It is easy to pay less than sticker price for a new car by doing some research before you visit the dealership. In fact, many dealerships offer competitive prices to clients who do research via the Internet, as accepting low-profit sales from Internet prospects is an easy way to boost the sales volume of a dealership. Whether you are shopping for a new car, truck or SUV, this guide will help you earn pricing that is lower than new car MSRPs. When it is time to get new car pricing information, be sure to make use of a website like Autos.com. Not only can Autos.com help you get valuable pricing information, it can also put you in contact with local dealerships who offer great Internet prices. This guide will help you complete the research necessary to make a fair offer and negotiate a price less than sticker price on your new car.
Many manufacturers offer rebates that are passed on as a discount to the end customer. It is important to remember that these rebates come from the manufacturer and not from the dealership. You can find out of there are any rebates offered on your vehicle of choice by visiting the manufacturer’s website and looking for current offers. In most cases, the rebate must be shown as a down payment on your buyer’s order, and this is effectively a down payment in addition to other discounts you negotiate with the dealership.

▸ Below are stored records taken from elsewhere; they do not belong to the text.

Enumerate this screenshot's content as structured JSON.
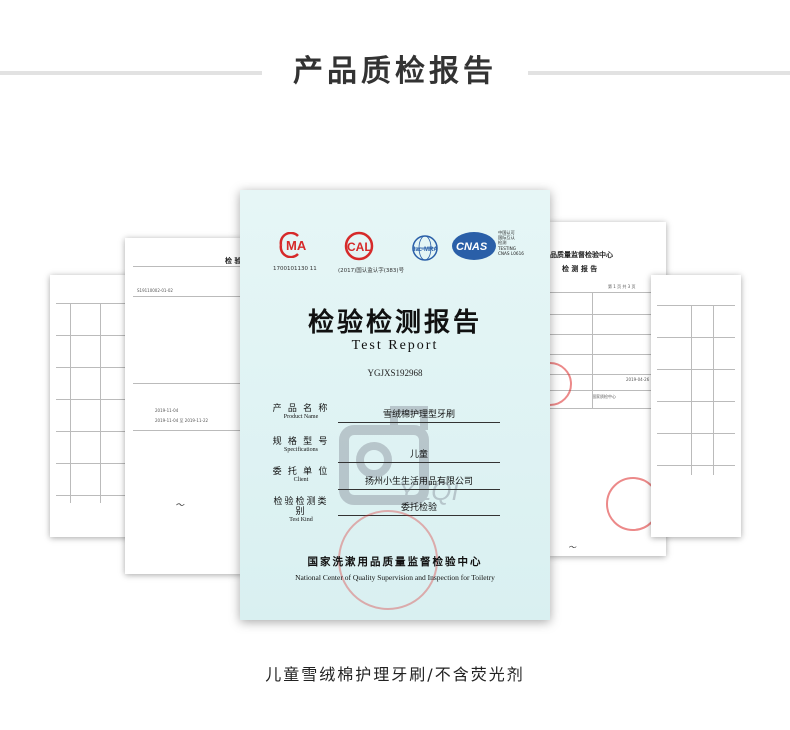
{
  "page": {
    "title": "产品质检报告",
    "caption": "儿童雪绒棉护理牙刷/不含荧光剂"
  },
  "report": {
    "logos": {
      "ma_text": "MA",
      "ma_number": "1700101130 11",
      "cal_text": "CAL",
      "cal_number": "(2017)国认监认字(383)号",
      "ilac_text": "ilac-MRA",
      "cnas_text": "CNAS",
      "cnas_caption": [
        "中国认可",
        "国际互认",
        "检测",
        "TESTING",
        "CNAS L0616"
      ]
    },
    "title": "检验检测报告",
    "subtitle": "Test    Report",
    "report_no": "YGJXS192968",
    "fields": [
      {
        "label_cn": "产 品 名 称",
        "label_en": "Product Name",
        "value": "雪绒棉护理型牙刷"
      },
      {
        "label_cn": "规 格 型 号",
        "label_en": "Specifications",
        "value": "儿童"
      },
      {
        "label_cn": "委 托 单 位",
        "label_en": "Client",
        "value": "扬州小生生活用品有限公司"
      },
      {
        "label_cn": "检验检测类别",
        "label_en": "Test Kind",
        "value": "委托检验"
      }
    ],
    "watermark": "YZQI",
    "institution_cn": "国家洗漱用品质量监督检验中心",
    "institution_en": "National Center of Quality Supervision and Inspection for Toiletry"
  },
  "side_docs": {
    "left_title": "检 验",
    "right_title_1": "品质量监督检验中心",
    "right_title_2": "检 测 报 告",
    "right_page": "第 1 页 共 3 页",
    "right_date": "2019-04-26",
    "right_center": "国家质检中心",
    "left_sample_no": "S19110002-01-02",
    "left_date": "2019-11-04",
    "left_center_note": "2019-11-04 至 2019-11-22"
  },
  "colors": {
    "accent": "#333333",
    "report_bg": "#dff3f3",
    "seal_red": "#dc2828"
  }
}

Invoice pricing is the amount that the dealership paid for the vehicle. In some cases, the dealership can own the vehicle for less than the invoice price, especially if the manufacturer pays an amount called holdback that helps offset normal costs of doing business. You can research the invoice price of your vehicle of choice by using Autos.com and building a car that matches your specifications. As you contact dealerships, you will want to get a price near invoice before applying any rebates from the manufacturer.

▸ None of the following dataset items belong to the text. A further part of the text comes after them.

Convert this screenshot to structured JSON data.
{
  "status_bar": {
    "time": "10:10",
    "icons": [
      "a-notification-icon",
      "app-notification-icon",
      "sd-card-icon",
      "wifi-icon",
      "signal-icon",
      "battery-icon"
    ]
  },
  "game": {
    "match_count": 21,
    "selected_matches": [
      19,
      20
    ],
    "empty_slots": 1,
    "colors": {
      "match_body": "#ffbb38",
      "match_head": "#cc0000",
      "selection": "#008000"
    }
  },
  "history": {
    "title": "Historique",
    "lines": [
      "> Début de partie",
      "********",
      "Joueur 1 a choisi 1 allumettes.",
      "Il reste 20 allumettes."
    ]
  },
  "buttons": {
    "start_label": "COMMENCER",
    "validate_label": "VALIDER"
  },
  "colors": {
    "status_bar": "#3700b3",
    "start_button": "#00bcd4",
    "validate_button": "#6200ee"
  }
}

Using a website like Autos.com can quickly put you in touch with area dealerships who sell new vehicles at a discount. After requesting a quote, dealerships will respond with some basic pricing information on your vehicle of choice. You can use whatever offer is made as a starting point for negotiations. Inform the dealership that you have requested multiple price quotes for the vehicle and that you will go with the quote that has the lowest price. See what their next offer is.

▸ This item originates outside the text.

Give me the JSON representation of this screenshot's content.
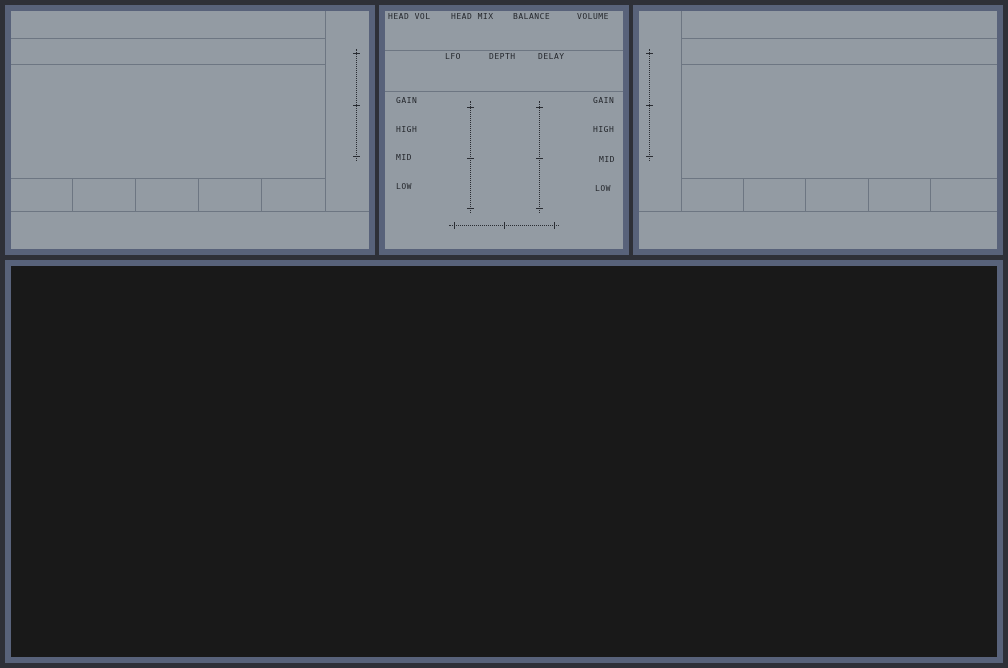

As you negotiate, it may be necessary to pick up the phone and call the Internet sales manager who responded to your request. When you call, review the current offer form the dealership and let them know your target price. Let the salesperson know that you are planning to purchase the vehicle for as close to invoice as possible. Some dealerships are more than happy to take a low-profit deal to boost their volume. If a dealership balks at your offer, remember that there is likely a dealership in your area who would accept the offer. Once you settle on a price with a dealership, ask to get their commitment in writing. Set an appointment and visit the dealership to take delivery of your new vehicle when your schedule allows.